2) Will Gov. Heineman deny this route since it still crosses the Aquifer since that was his reason for asking Pres. Obama to deny the pipeline permit?
3) Will Gov. Heineman grant TransCanada immediate eminent domain authority, as outlined in LB 1161, or will he amend the law stating TransCanada can not seize Nebraskans land until and if they get a federal permit?
4) If the citizens concerns about negative economic impacts of a spill, corrosive soil in the pipeline path, sandy soil in the pipeline path, risks to water are not properly addressed, will Gov. Heineman deny the pipeline route?
5) Will Gov. Heineman deny the pipeline route based on the very simple fact that the company who wrote the report–HDR–has a clear conflict of interest with TransCanada? And will the governor answer why his staff assisted in writing provisions of LB 1161 that ensured a non-competitive bid process was used to select HDR?

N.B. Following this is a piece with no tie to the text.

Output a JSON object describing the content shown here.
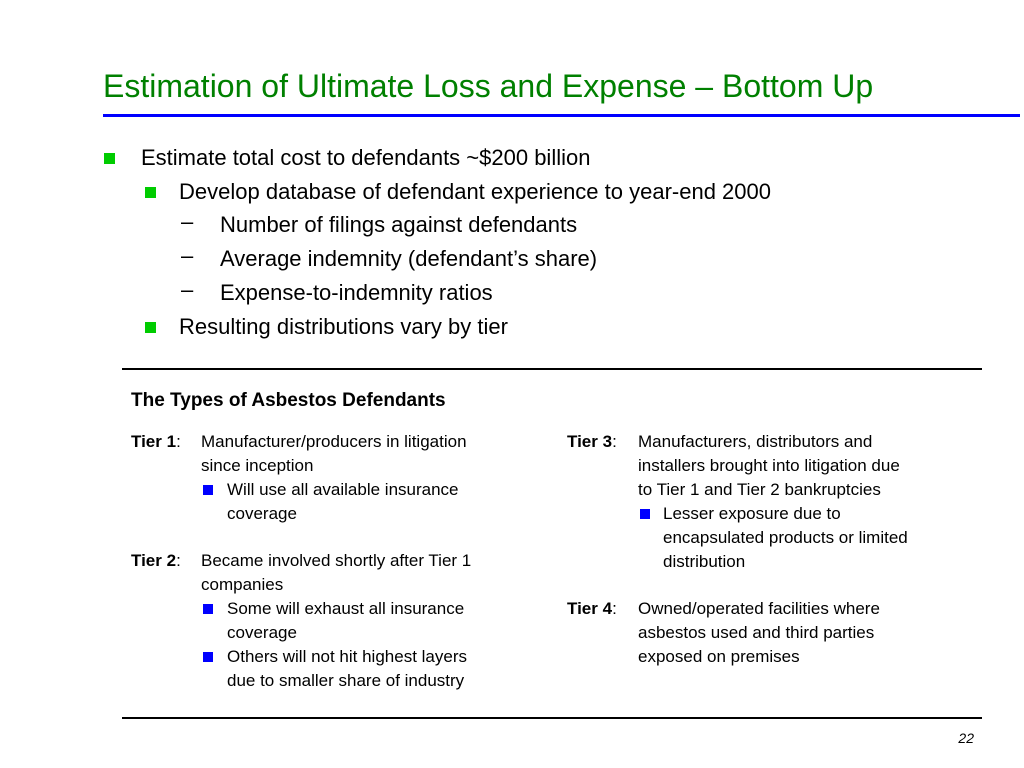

6) The final DEQ report states any spill into the Aquifer will be localized and cleaned up by TransCanada. How will it be cleaned up? How long will it take? Who defines “localized” since experts in Nebraska have stated we have no studies to tell us how a tarsands spill will effect the Aquifer? Additionally, tarsands spills in the Kalamazoo and Yellowstone rivers have shown us how difficult cleaning up tarsands and the chemicals mixed with this substance is in the real world.

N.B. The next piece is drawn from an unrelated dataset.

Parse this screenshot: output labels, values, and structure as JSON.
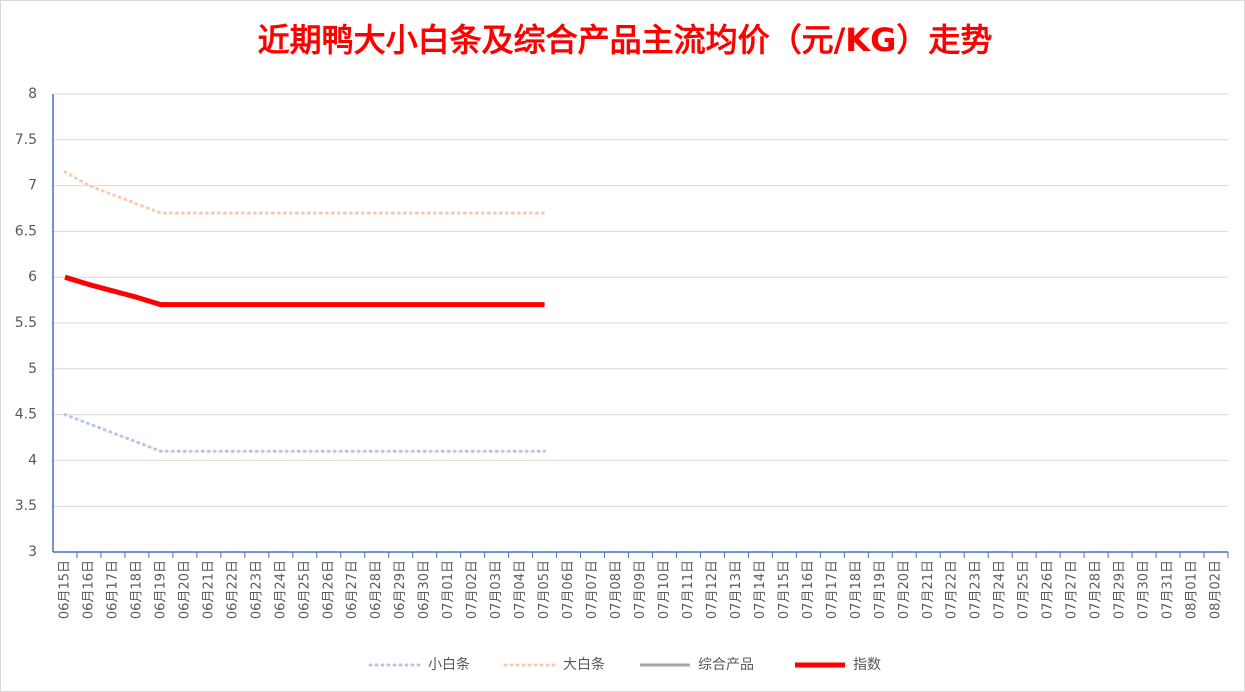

Once an aquifer is contaminated, it’s virtually impossible to restore it to its pristine condition, Woldt said. The extent of damage would depend on the size of the spill and on how the dilbit moves within the aquifer.

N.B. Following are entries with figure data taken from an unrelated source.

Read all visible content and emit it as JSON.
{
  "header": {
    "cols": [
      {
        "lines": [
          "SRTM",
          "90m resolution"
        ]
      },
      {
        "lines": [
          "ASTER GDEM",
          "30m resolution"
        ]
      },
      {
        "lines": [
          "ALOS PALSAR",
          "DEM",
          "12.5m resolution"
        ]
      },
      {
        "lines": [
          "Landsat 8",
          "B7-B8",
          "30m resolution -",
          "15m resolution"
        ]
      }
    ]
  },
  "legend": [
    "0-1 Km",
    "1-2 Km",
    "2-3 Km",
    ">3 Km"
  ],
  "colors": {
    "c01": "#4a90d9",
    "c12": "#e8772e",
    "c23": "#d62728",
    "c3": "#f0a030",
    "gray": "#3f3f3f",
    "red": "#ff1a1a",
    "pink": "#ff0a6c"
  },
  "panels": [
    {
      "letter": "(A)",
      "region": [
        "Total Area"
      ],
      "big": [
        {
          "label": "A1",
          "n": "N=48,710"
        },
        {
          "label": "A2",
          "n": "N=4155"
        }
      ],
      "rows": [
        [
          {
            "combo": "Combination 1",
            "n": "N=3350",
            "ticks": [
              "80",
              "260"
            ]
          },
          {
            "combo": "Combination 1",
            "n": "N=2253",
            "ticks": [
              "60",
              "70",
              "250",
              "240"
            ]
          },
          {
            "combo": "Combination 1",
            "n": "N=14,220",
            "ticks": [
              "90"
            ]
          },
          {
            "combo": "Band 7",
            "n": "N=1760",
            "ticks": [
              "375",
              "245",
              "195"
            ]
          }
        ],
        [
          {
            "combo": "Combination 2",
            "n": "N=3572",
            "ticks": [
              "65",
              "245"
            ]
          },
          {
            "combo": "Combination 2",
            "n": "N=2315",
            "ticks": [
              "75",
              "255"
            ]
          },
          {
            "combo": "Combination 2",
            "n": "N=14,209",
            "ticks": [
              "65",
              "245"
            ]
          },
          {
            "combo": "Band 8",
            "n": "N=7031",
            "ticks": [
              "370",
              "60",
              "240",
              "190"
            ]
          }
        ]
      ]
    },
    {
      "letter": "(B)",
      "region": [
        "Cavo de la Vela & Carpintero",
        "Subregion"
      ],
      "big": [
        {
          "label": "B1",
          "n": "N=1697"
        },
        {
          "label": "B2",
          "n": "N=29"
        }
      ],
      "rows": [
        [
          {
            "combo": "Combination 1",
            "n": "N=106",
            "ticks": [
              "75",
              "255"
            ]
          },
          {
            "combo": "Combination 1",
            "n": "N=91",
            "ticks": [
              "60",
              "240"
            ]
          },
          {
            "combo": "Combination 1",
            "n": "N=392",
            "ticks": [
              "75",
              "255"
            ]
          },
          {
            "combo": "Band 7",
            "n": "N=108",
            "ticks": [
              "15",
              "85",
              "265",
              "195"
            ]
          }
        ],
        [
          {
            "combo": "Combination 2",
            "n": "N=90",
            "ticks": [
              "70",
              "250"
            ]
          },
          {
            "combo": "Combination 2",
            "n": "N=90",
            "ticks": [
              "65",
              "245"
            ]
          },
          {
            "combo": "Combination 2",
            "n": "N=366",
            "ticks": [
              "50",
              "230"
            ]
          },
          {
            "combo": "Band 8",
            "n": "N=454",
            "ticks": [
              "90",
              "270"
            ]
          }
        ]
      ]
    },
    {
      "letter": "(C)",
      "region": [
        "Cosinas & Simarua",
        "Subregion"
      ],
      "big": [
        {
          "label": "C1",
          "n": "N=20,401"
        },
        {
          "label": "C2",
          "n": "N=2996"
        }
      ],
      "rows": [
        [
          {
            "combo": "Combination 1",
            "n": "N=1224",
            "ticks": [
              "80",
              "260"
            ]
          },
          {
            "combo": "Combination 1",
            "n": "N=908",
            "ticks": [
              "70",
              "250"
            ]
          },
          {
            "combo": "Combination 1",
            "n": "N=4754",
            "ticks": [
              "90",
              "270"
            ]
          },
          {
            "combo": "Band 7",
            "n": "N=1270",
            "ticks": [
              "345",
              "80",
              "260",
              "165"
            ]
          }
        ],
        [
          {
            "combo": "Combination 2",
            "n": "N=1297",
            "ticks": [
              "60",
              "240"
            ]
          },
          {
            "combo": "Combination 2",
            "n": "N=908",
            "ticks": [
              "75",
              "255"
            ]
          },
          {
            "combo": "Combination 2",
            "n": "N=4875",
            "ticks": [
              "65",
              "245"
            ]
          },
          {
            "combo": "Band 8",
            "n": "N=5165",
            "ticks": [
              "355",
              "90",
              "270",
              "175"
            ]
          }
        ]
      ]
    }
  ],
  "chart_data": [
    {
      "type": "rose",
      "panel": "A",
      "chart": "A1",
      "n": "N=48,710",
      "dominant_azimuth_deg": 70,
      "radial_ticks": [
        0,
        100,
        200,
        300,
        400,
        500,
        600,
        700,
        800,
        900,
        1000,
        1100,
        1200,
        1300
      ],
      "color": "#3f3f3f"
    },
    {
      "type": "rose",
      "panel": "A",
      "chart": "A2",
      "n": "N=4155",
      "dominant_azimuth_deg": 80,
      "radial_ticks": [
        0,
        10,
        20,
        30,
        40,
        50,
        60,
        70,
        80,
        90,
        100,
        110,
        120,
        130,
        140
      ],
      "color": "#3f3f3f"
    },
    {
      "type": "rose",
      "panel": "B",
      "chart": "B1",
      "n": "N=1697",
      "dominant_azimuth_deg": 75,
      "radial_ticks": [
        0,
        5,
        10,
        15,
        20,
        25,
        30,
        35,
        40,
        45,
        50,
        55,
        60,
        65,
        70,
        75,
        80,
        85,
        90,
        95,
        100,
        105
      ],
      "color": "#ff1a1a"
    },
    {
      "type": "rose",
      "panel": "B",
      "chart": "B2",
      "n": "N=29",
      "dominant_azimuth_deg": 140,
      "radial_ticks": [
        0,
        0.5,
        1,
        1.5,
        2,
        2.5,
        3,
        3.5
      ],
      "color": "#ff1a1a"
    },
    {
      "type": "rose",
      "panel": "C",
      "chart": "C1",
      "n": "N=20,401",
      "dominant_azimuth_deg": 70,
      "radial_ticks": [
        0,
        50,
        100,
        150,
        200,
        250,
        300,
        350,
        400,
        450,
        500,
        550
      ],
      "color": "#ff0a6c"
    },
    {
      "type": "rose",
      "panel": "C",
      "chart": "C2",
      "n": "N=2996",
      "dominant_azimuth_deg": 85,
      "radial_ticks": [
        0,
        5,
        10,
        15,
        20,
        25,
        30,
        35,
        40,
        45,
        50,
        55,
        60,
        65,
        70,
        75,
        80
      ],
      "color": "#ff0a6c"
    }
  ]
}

“Some say it would pollute the Ogallala aquifer a tremendous amount. Others say it wouldn’t be a big deal. I don’t know, because I haven’t found the research that would answer this question,” Woldt said. “I think we’re all operating in a vacuum of information.”
Woldt has tried without success since June 2011 to secure funding for a study modeling the effects of dilbit on the Ogallala aquifer.
Reminder, the route still crosses the Ogallala Aquifer and still crosses the sandy soil. So, two of the major concerns of citizens and elected officials, including Gov. Heineman, Senator Johanns, Rep. Fortenberry and Speaker Flood, have simply not been addressed.